Streit um die Milliarden

Dabei übertrifft er sich selbst mit immer höheren Angaben über sein Vermögen: Im Juli zog er seine persönliche Schätzung auf mehr als zehn Milliarden Dollar an - beim Start in den Wahlkampf einen Monat zuvor hatte er vor der Wahlkommission sein Vermögen noch mit 8,7 Milliarden beziffert. Doch die Experten des US-Magazins "Forbes", die jedes Jahr die Rangliste der 400 reichsten Menschen recherchieren, bemessen Trumps Vermögen mit vier Milliarden Dollar nicht einmal auf die Hälfte. "Bloomberg Business Week" kommt auf 2,9 Milliarden, das "Wall Street Journal" auf nur 1,5 Milliarden Dollar.

Trump sieht seinen Reichtum als Maßstab für seine Intelligenz und seinen Lebenserfolg. Dieses Image stärkt die Marke, von der er lebt - deshalb nimmt er Anzweiflungen höchst persönlich.

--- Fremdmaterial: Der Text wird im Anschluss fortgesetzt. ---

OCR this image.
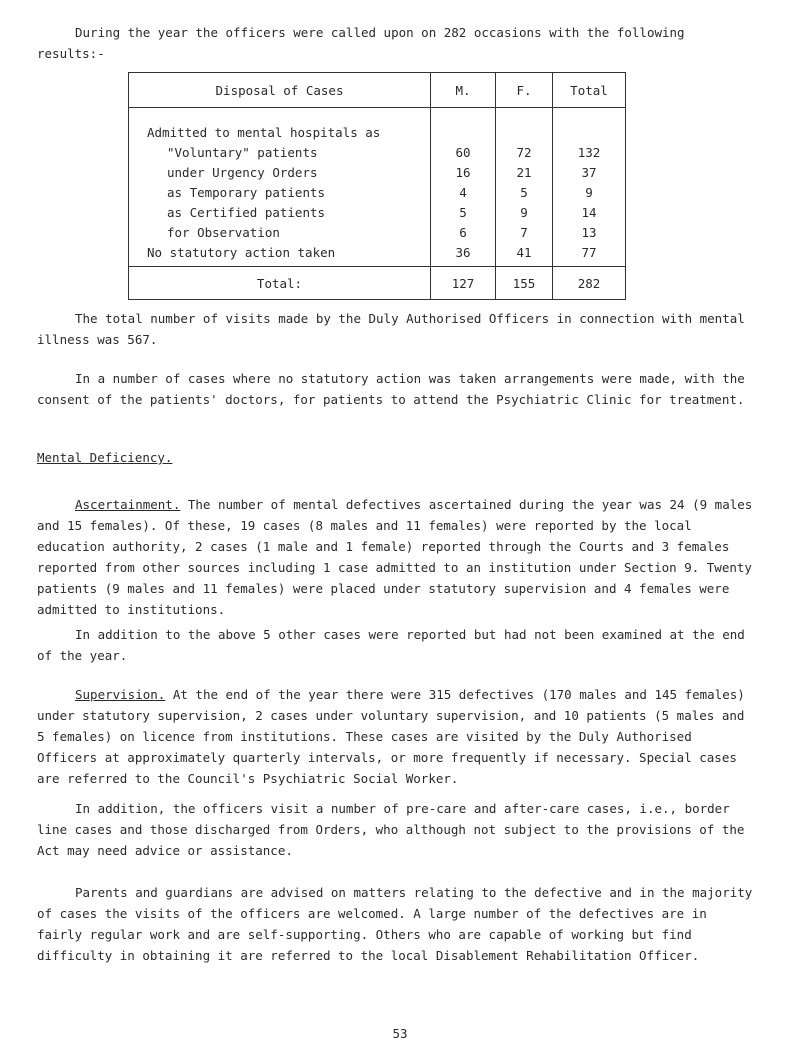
During the year the officers were called upon on 282 occasions with the following results:-

Disposal of Cases	M.	F.	Total
Admitted to mental hospitals as			
"Voluntary" patients	60	72	132
under Urgency Orders	16	21	37
as Temporary patients	4	5	9
as Certified patients	5	9	14
for Observation	6	7	13
No statutory action taken	36	41	77
Total:	127	155	282

The total number of visits made by the Duly Authorised Officers in connection with mental illness was 567.

In a number of cases where no statutory action was taken arrangements were made, with the consent of the patients' doctors, for patients to attend the Psychiatric Clinic for treatment.

Mental Deficiency.

Ascertainment. The number of mental defectives ascertained during the year was 24 (9 males and 15 females). Of these, 19 cases (8 males and 11 females) were reported by the local education authority, 2 cases (1 male and 1 female) reported through the Courts and 3 females reported from other sources including 1 case admitted to an institution under Section 9. Twenty patients (9 males and 11 females) were placed under statutory supervision and 4 females were admitted to institutions.

In addition to the above 5 other cases were reported but had not been examined at the end of the year.

Supervision. At the end of the year there were 315 defectives (170 males and 145 females) under statutory supervision, 2 cases under voluntary supervision, and 10 patients (5 males and 5 females) on licence from institutions. These cases are visited by the Duly Authorised Officers at approximately quarterly intervals, or more frequently if necessary. Special cases are referred to the Council's Psychiatric Social Worker.

In addition, the officers visit a number of pre-care and after-care cases, i.e., border line cases and those discharged from Orders, who although not subject to the provisions of the Act may need advice or assistance.

Parents and guardians are advised on matters relating to the defective and in the majority of cases the visits of the officers are welcomed. A large number of the defectives are in fairly regular work and are self-supporting. Others who are capable of working but find difficulty in obtaining it are referred to the local Disablement Rehabilitation Officer.

53
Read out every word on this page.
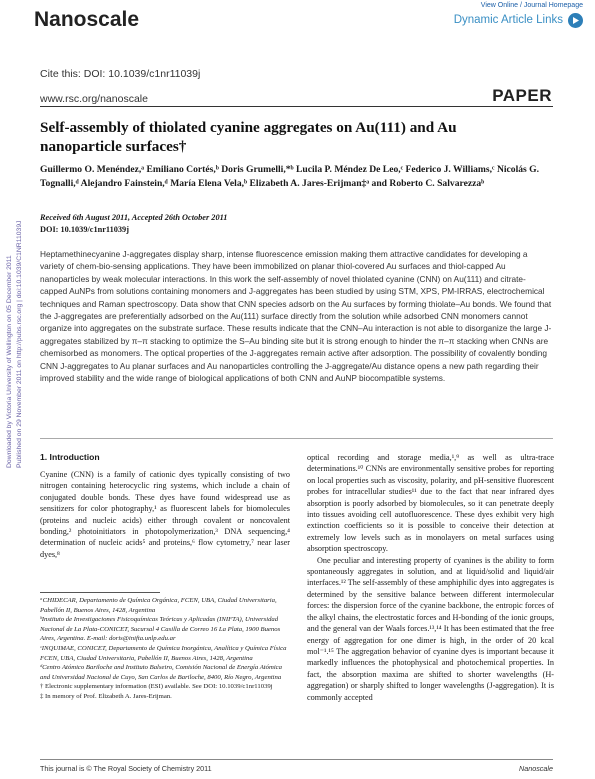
Nanoscale
View Online / Journal Homepage
Dynamic Article Links
Cite this: DOI: 10.1039/c1nr11039j
www.rsc.org/nanoscale	PAPER
Downloaded by Victoria University of Wellington on 05 December 2011 Published on 29 November 2011 on http://pubs.rsc.org | doi:10.1039/C1NR11039J
Self-assembly of thiolated cyanine aggregates on Au(111) and Au nanoparticle surfaces†
Guillermo O. Menéndez,ᵃ Emiliano Cortés,ᵇ Doris Grumelli,*ᵇ Lucila P. Méndez De Leo,ᶜ Federico J. Williams,ᶜ Nicolás G. Tognalli,ᵈ Alejandro Fainstein,ᵈ María Elena Vela,ᵇ Elizabeth A. Jares-Erijman‡ᵃ and Roberto C. Salvarezzaᵇ
Received 6th August 2011, Accepted 26th October 2011
DOI: 10.1039/c1nr11039j
Heptamethinecyanine J-aggregates display sharp, intense fluorescence emission making them attractive candidates for developing a variety of chem-bio-sensing applications. They have been immobilized on planar thiol-covered Au surfaces and thiol-capped Au nanoparticles by weak molecular interactions. In this work the self-assembly of novel thiolated cyanine (CNN) on Au(111) and citrate-capped AuNPs from solutions containing monomers and J-aggregates has been studied by using STM, XPS, PM-IRRAS, electrochemical techniques and Raman spectroscopy. Data show that CNN species adsorb on the Au surfaces by forming thiolate–Au bonds. We found that the J-aggregates are preferentially adsorbed on the Au(111) surface directly from the solution while adsorbed CNN monomers cannot organize into aggregates on the substrate surface. These results indicate that the CNN–Au interaction is not able to disorganize the large J-aggregates stabilized by π–π stacking to optimize the S–Au binding site but it is strong enough to hinder the π–π stacking when CNNs are chemisorbed as monomers. The optical properties of the J-aggregates remain active after adsorption. The possibility of covalently bonding CNN J-aggregates to Au planar surfaces and Au nanoparticles controlling the J-aggregate/Au distance opens a new path regarding their improved stability and the wide range of biological applications of both CNN and AuNP biocompatible systems.
1. Introduction
Cyanine (CNN) is a family of cationic dyes typically consisting of two nitrogen containing heterocyclic ring systems, which include a chain of conjugated double bonds. These dyes have found widespread use as sensitizers for color photography,¹ as fluorescent labels for biomolecules (proteins and nucleic acids) either through covalent or noncovalent bonding,² photoinitiators in photopolymerization,³ DNA sequencing,⁴ determination of nucleic acids⁵ and proteins,⁶ flow cytometry,⁷ near laser dyes,⁸

ᵃCHIDECAR, Departamento de Química Orgánica, FCEN, UBA, Ciudad Universitaria, Pabellón II, Buenos Aires, 1428, Argentina

ᵇInstituto de Investigaciones Fisicoquímicas Teóricas y Aplicadas (INIFTA), Universidad Nacional de La Plata-CONICET, Sucursal 4 Casilla de Correo 16 La Plata, 1900 Buenos Aires, Argentina. E-mail: doris@inifta.unlp.edu.ar

ᶜINQUIMAE, CONICET, Departamento de Química Inorgánica, Analítica y Química Física FCEN, UBA, Ciudad Universitaria, Pabellón II, Buenos Aires, 1428, Argentina

ᵈCentro Atómico Bariloche and Instituto Balseiro, Comisión Nacional de Energía Atómica and Universidad Nacional de Cuyo, San Carlos de Bariloche, 8400, Río Negro, Argentina

† Electronic supplementary information (ESI) available. See DOI: 10.1039/c1nr11039j

‡ In memory of Prof. Elizabeth A. Jares-Erijman.

optical recording and storage media,¹,⁹ as well as ultra-trace determinations.¹⁰ CNNs are environmentally sensitive probes for reporting on local properties such as viscosity, polarity, and pH-sensitive fluorescent probes for intracellular studies¹¹ due to the fact that near infrared dyes absorption is poorly adsorbed by biomolecules, so it can penetrate deeply into tissues avoiding cell autofluorescence. These dyes exhibit very high extinction coefficients so it is possible to conceive their detection at extremely low levels such as in monolayers on metal surfaces using absorption spectroscopy.

One peculiar and interesting property of cyanines is the ability to form spontaneously aggregates in solution, and at liquid/solid and liquid/air interfaces.¹² The self-assembly of these amphiphilic dyes into aggregates is determined by the sensitive balance between different intermolecular forces: the dispersion force of the cyanine backbone, the entropic forces of the alkyl chains, the electrostatic forces and H-bonding of the ionic groups, and the general van der Waals forces.¹³,¹⁴ It has been estimated that the free energy of aggregation for one dimer is high, in the order of 20 kcal mol⁻¹.¹⁵ The aggregation behavior of cyanine dyes is important because it markedly influences the photophysical and photochemical properties. In fact, the absorption maxima are shifted to shorter wavelengths (H-aggregation) or sharply shifted to longer wavelengths (J-aggregation). It is commonly accepted

This journal is © The Royal Society of Chemistry 2011	Nanoscale
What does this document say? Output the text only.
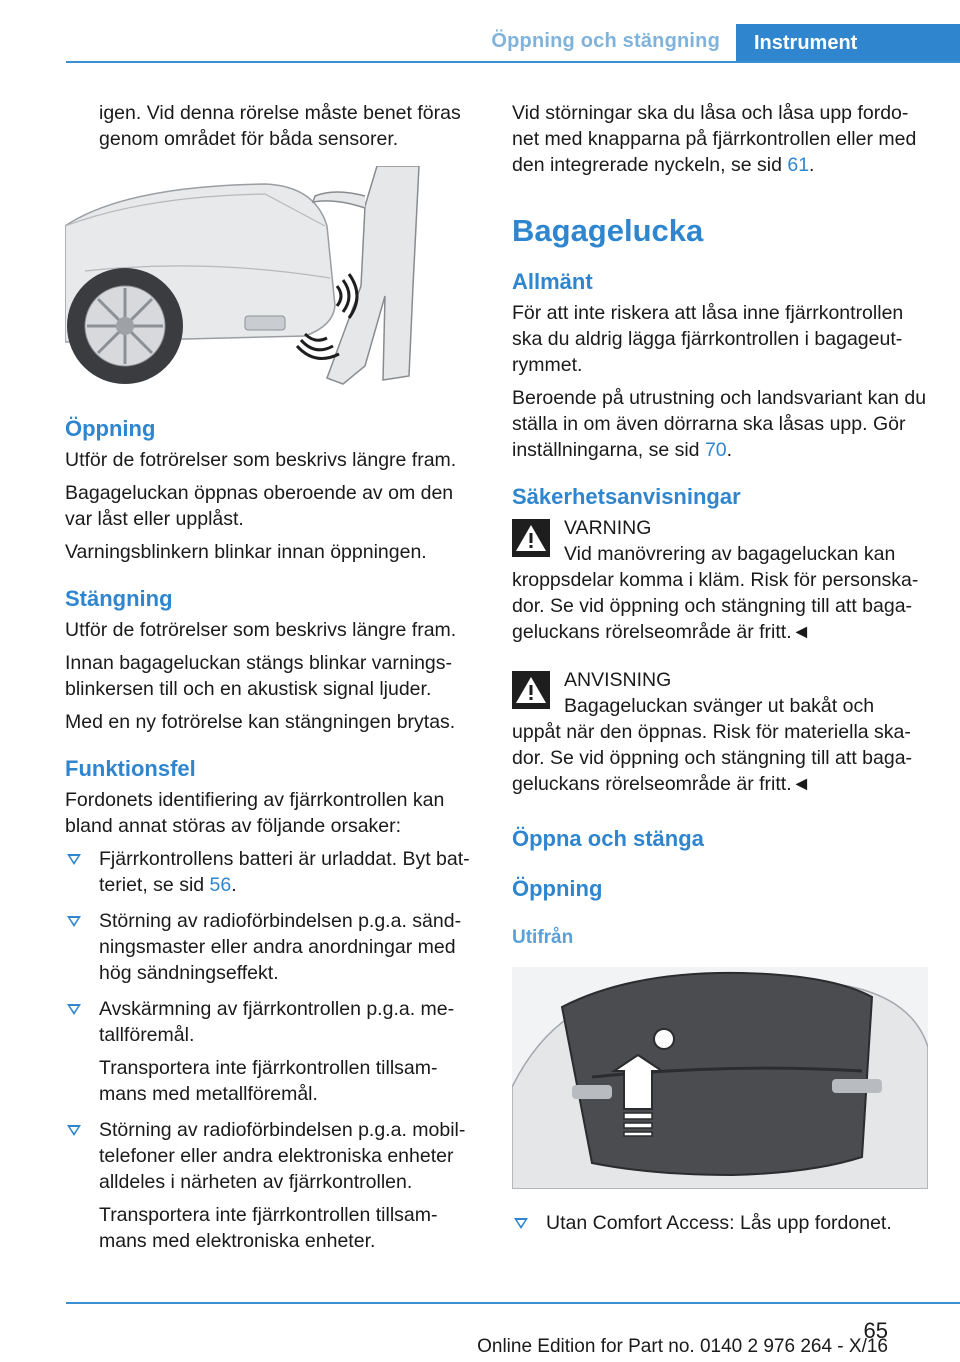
Öppning och stängning	Instrument

igen. Vid denna rörelse måste benet föras genom området för båda sensorer.

Öppning

Utför de fotrörelser som beskrivs längre fram.

Bagageluckan öppnas oberoende av om den var låst eller upplåst.

Varningsblinkern blinkar innan öppningen.

Stängning

Utför de fotrörelser som beskrivs längre fram.

Innan bagageluckan stängs blinkar varnings-blinkersen till och en akustisk signal ljuder.

Med en ny fotrörelse kan stängningen brytas.

Funktionsfel

Fordonets identifiering av fjärrkontrollen kan bland annat störas av följande orsaker:

Fjärrkontrollens batteri är urladdat. Byt bat-teriet, se sid 56.
Störning av radioförbindelsen p.g.a. sänd-ningsmaster eller andra anordningar med hög sändningseffekt.
Avskärmning av fjärrkontrollen p.g.a. me-tallföremål.

Transportera inte fjärrkontrollen tillsam-mans med metallföremål.

Störning av radioförbindelsen p.g.a. mobil-telefoner eller andra elektroniska enheter alldeles i närheten av fjärrkontrollen.

Transportera inte fjärrkontrollen tillsam-mans med elektroniska enheter.

Vid störningar ska du låsa och låsa upp fordo-net med knapparna på fjärrkontrollen eller med den integrerade nyckeln, se sid 61.

Bagagelucka
Allmänt

För att inte riskera att låsa inne fjärrkontrollen ska du aldrig lägga fjärrkontrollen i bagageut-rymmet.

Beroende på utrustning och landsvariant kan du ställa in om även dörrarna ska låsas upp. Gör inställningarna, se sid 70.

Säkerhetsanvisningar

VARNING

Vid manövrering av bagageluckan kan

kroppsdelar komma i kläm. Risk för personska-dor. Se vid öppning och stängning till att baga-geluckans rörelseområde är fritt.◄

ANVISNING

Bagageluckan svänger ut bakåt och

uppåt när den öppnas. Risk för materiella ska-dor. Se vid öppning och stängning till att baga-geluckans rörelseområde är fritt.◄

Öppna och stänga
Öppning
Utifrån
Utan Comfort Access: Lås upp fordonet.
65
Online Edition for Part no. 0140 2 976 264 - X/16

Den "New York Times"-Reporter Timothy O’Brien verklagte Trump 2006 auf fünf Milliarden Dollar Schadenersatz, weil der in seinem Buch "TrumpNation" aus drei anonymen Quellen zitierte, dass Trump damals nur um die 150 Millionen Dollar besaß.

"Trump verhält sich nicht wie ein normaler Milliardär - nicht einmal wie ein exzentrischer", sagt der Hedgefondsanwalt und Fernsehkommentator Douglas Litowitz, "Er verhält sich so, als sei er pleite." Litowitz, der viele reiche Hedgefondsmanager berät, weiß aus Erfahrung, wie sehr sie Wert auf Understate­ment und Diskretion legen: "Reiche suchen nach Anerkennung in ihrem elitären Zirkel, nicht nach der des ­gemeinen Volkes. Und sie gründen keine Mineralwassermarken, die sie mit ihrem Antlitz darauf vermarkten wollen."

Noch hat Trump seine persön­liche Einkommensteuererklärung nicht veröffentlicht - ein Schritt, den Amerikaner von allen Präsidentschaftskandidaten erwarten. Bislang hat er nur ein Foto von sich neben einem meterhohen Dokumentenstapel getwittert: "Unterschreibe gerade meine Steuererklärung." Inzwischen treffen Trumps Diskriminierungen auch seine Geschäfte: Schon im Sommer hatte das Kaufhaus Macy’s die Trump-Schlipse aus dem Sortiment genommen, um seinen Mitarbeitern mit lateinamerikanischen Wurzeln zu zeigen, dass man hinter ihnen steht. Nach den anti­muslimischen Bemerkungen stornierte die Landmark Group, eine Kaufhauskette aus Dubai mit Geschäften im Nahen Osten, Indien und Afrika, Aufträge für Inneneinrichtungsgegenstände der Marke Trump. "Das. Schert. Mich. Nicht.", twitterte Trump zu Einwänden gegen seine Position.

"Love Trumps Hate", twitterte die demokratische Favoritin Hillary Clinton als Antwort auf Trumps Hassbotschaft. Sie kann sich die Hände reiben. Die Mehrheit der Amerikaner ist in der politischen Mitte angesiedelt - und würde eher Hillary wählen als Trump.

Das bemerkt jetzt auch die republikanische Elite. Der republikanische Präsidentenmacher Karl Rove, der George W. Bushs Wiederwahl 2004 orchestrierte, kürt Trump zum Traumkandidaten - allerdings für die Demokraten: "Trump mag die Vorwahlen gewinnen können, aber bei der Präsidentschaftswahl wird er eingeseift", warnt Rove in ­einem Gastkommentar im "Wall Street Journal".

Es wäre eine Ironie der Geschichte: Ein radikaler Republikaner würde einer gemäßigten Demokratin wie Hillary Clinton zum Wahl­erfolg verhelfen. Trump wäre das wohl egal - ihm geht es um Selbstvermarktung. Je länger er im Rennen ist, desto mehr Geld macht Trump mit seinem Markenzeichen.

zur Person:

Immobilien
und Politik

Donald Trump wurde am 14. Juni 1946 als Sohn des Bauunternehmers Fred Trump geboren und wuchs in Brooklyn auf. Mitte der 70er-Jahre startete Trump sein Immo­biliengeschäft in New York. Im Sommer dieses Jahres kündigte er an, sich für die US-Präsidentschaftswahl 2016 in der Vorwahl der Republikaner zu bewerben.